Andrew suggests that I ignore religious doubt. But I don't; I pretty much take it for granted, in fact, that for any major sphere of belief, whether it be religion, politics, philosophy, personal affairs, or whatever, doubt must sometimes feature in most people's thinking, if not in absolutely everyone's. As it happens, in my most recent post I specifically highlighted Frank Skinner's mentioning his own religious doubt, and his observation that this doubt 'is at the centre of being human'.
Second, Andrew speaks of beliefs of a kind that haven't been at the centre of my mind in writing about this question; such as the belief that 'the Blessed Virgin was... transported into the sky rather than dying' - one, I have to confess, I wasn't aware of.

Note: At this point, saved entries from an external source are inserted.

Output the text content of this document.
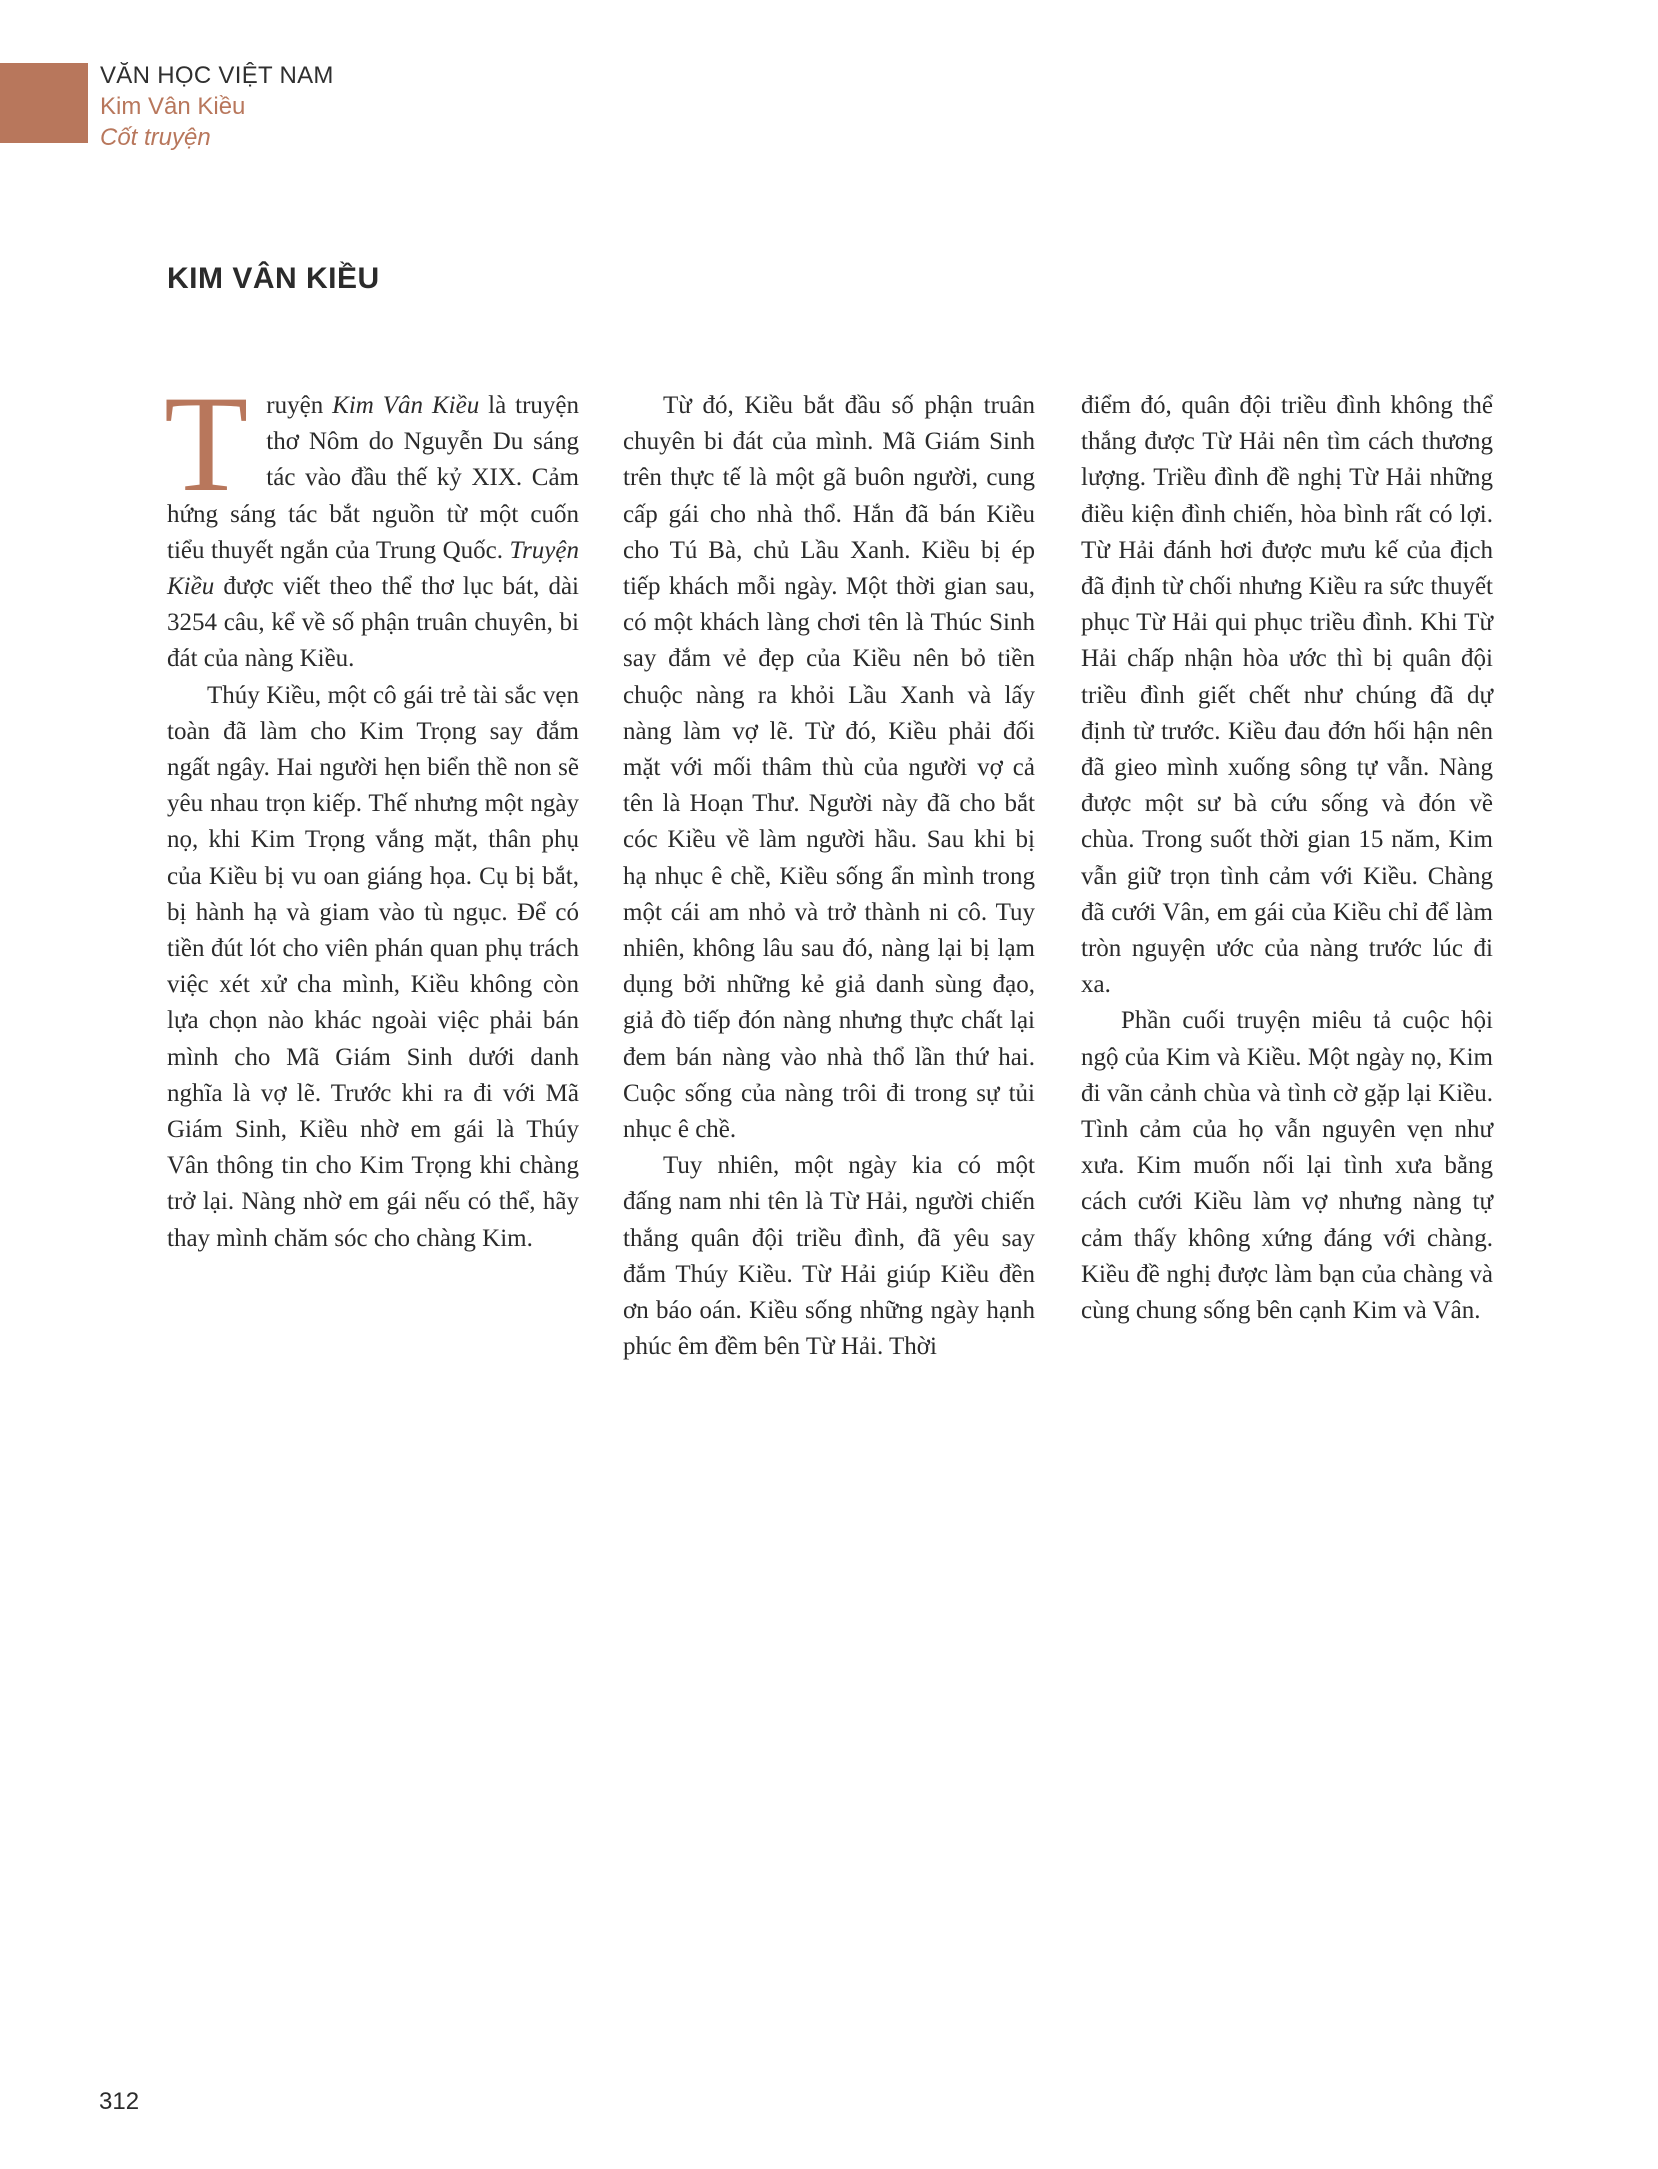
VĂN HỌC VIỆT NAM
Kim Vân Kiều
Cốt truyện
KIM VÂN KIỀU

Truyện Kim Vân Kiều là truyện thơ Nôm do Nguyễn Du sáng tác vào đầu thế kỷ XIX. Cảm hứng sáng tác bắt nguồn từ một cuốn tiểu thuyết ngắn của Trung Quốc. Truyện Kiều được viết theo thể thơ lục bát, dài 3254 câu, kể về số phận truân chuyên, bi đát của nàng Kiều.

Thúy Kiều, một cô gái trẻ tài sắc vẹn toàn đã làm cho Kim Trọng say đắm ngất ngây. Hai người hẹn biển thề non sẽ yêu nhau trọn kiếp. Thế nhưng một ngày nọ, khi Kim Trọng vắng mặt, thân phụ của Kiều bị vu oan giáng họa. Cụ bị bắt, bị hành hạ và giam vào tù ngục. Để có tiền đút lót cho viên phán quan phụ trách việc xét xử cha mình, Kiều không còn lựa chọn nào khác ngoài việc phải bán mình cho Mã Giám Sinh dưới danh nghĩa là vợ lẽ. Trước khi ra đi với Mã Giám Sinh, Kiều nhờ em gái là Thúy Vân thông tin cho Kim Trọng khi chàng trở lại. Nàng nhờ em gái nếu có thể, hãy thay mình chăm sóc cho chàng Kim.

Từ đó, Kiều bắt đầu số phận truân chuyên bi đát của mình. Mã Giám Sinh trên thực tế là một gã buôn người, cung cấp gái cho nhà thổ. Hắn đã bán Kiều cho Tú Bà, chủ Lầu Xanh. Kiều bị ép tiếp khách mỗi ngày. Một thời gian sau, có một khách làng chơi tên là Thúc Sinh say đắm vẻ đẹp của Kiều nên bỏ tiền chuộc nàng ra khỏi Lầu Xanh và lấy nàng làm vợ lẽ. Từ đó, Kiều phải đối mặt với mối thâm thù của người vợ cả tên là Hoạn Thư. Người này đã cho bắt cóc Kiều về làm người hầu. Sau khi bị hạ nhục ê chề, Kiều sống ẩn mình trong một cái am nhỏ và trở thành ni cô. Tuy nhiên, không lâu sau đó, nàng lại bị lạm dụng bởi những kẻ giả danh sùng đạo, giả đò tiếp đón nàng nhưng thực chất lại đem bán nàng vào nhà thổ lần thứ hai. Cuộc sống của nàng trôi đi trong sự tủi nhục ê chề.

Tuy nhiên, một ngày kia có một đấng nam nhi tên là Từ Hải, người chiến thắng quân đội triều đình, đã yêu say đắm Thúy Kiều. Từ Hải giúp Kiều đền ơn báo oán. Kiều sống những ngày hạnh phúc êm đềm bên Từ Hải. Thời

điểm đó, quân đội triều đình không thể thắng được Từ Hải nên tìm cách thương lượng. Triều đình đề nghị Từ Hải những điều kiện đình chiến, hòa bình rất có lợi. Từ Hải đánh hơi được mưu kế của địch đã định từ chối nhưng Kiều ra sức thuyết phục Từ Hải qui phục triều đình. Khi Từ Hải chấp nhận hòa ước thì bị quân đội triều đình giết chết như chúng đã dự định từ trước. Kiều đau đớn hối hận nên đã gieo mình xuống sông tự vẫn. Nàng được một sư bà cứu sống và đón về chùa. Trong suốt thời gian 15 năm, Kim vẫn giữ trọn tình cảm với Kiều. Chàng đã cưới Vân, em gái của Kiều chỉ để làm tròn nguyện ước của nàng trước lúc đi xa.

Phần cuối truyện miêu tả cuộc hội ngộ của Kim và Kiều. Một ngày nọ, Kim đi vãn cảnh chùa và tình cờ gặp lại Kiều. Tình cảm của họ vẫn nguyên vẹn như xưa. Kim muốn nối lại tình xưa bằng cách cưới Kiều làm vợ nhưng nàng tự cảm thấy không xứng đáng với chàng. Kiều đề nghị được làm bạn của chàng và cùng chung sống bên cạnh Kim và Vân.

312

However, in questioning the thesis that belief isn't a crucial part of what religion is about, I had in mind more 'mainstream' beliefs, such as the beliefs that there is a God, that this God has certain characteristics and enjoins certain ways of being and doing, the belief in the immortality of the soul, and so forth. Here, just today, I read that a Scottish rugby player, Euan Murray, believes that 'the Bible is the word of God' and he will not play rugby on the Sabbath on that account. Well, is this a belief or not? It is associated with a practice, no question about it: the practice of observing the Sabbath. But how can the bible be the word of God if there is no God or if there is one but He doesn't have any words? How can Euan Murray's practice of not playing rugby on the Sabbath be made sense of if we treat his beliefs as merely marginal or of no consequence?
Most importantly of all, Andrew construes the question at issue between me and those I've criticized on this issue as if I were contesting the importance of practice in the lives of people of faith. But I have never done that. All I contest is the thesis of the unimportance of belief there. For it doesn't have to be either-or, and I maintain, even as an atheist, that it isn't either-or - that both belief and practice can be central in religious observance, and that for millions of believers this is indeed so.
From my reading of Andrew's post I take it that he wouldn't himself necessarily want to quarrel with that, since he writes of religion as an 'interaction between dogma and practice' and also says that 'for faith to live, it must be practised' - which seems to imply a something-there that is to be practised. Coming from an insider's knowledge of what it means to be religious that I myself do not have, I take these thoughts of Andrew's as confirmation of what I've been arguing on this score and as the sign of a measure of agreement between us.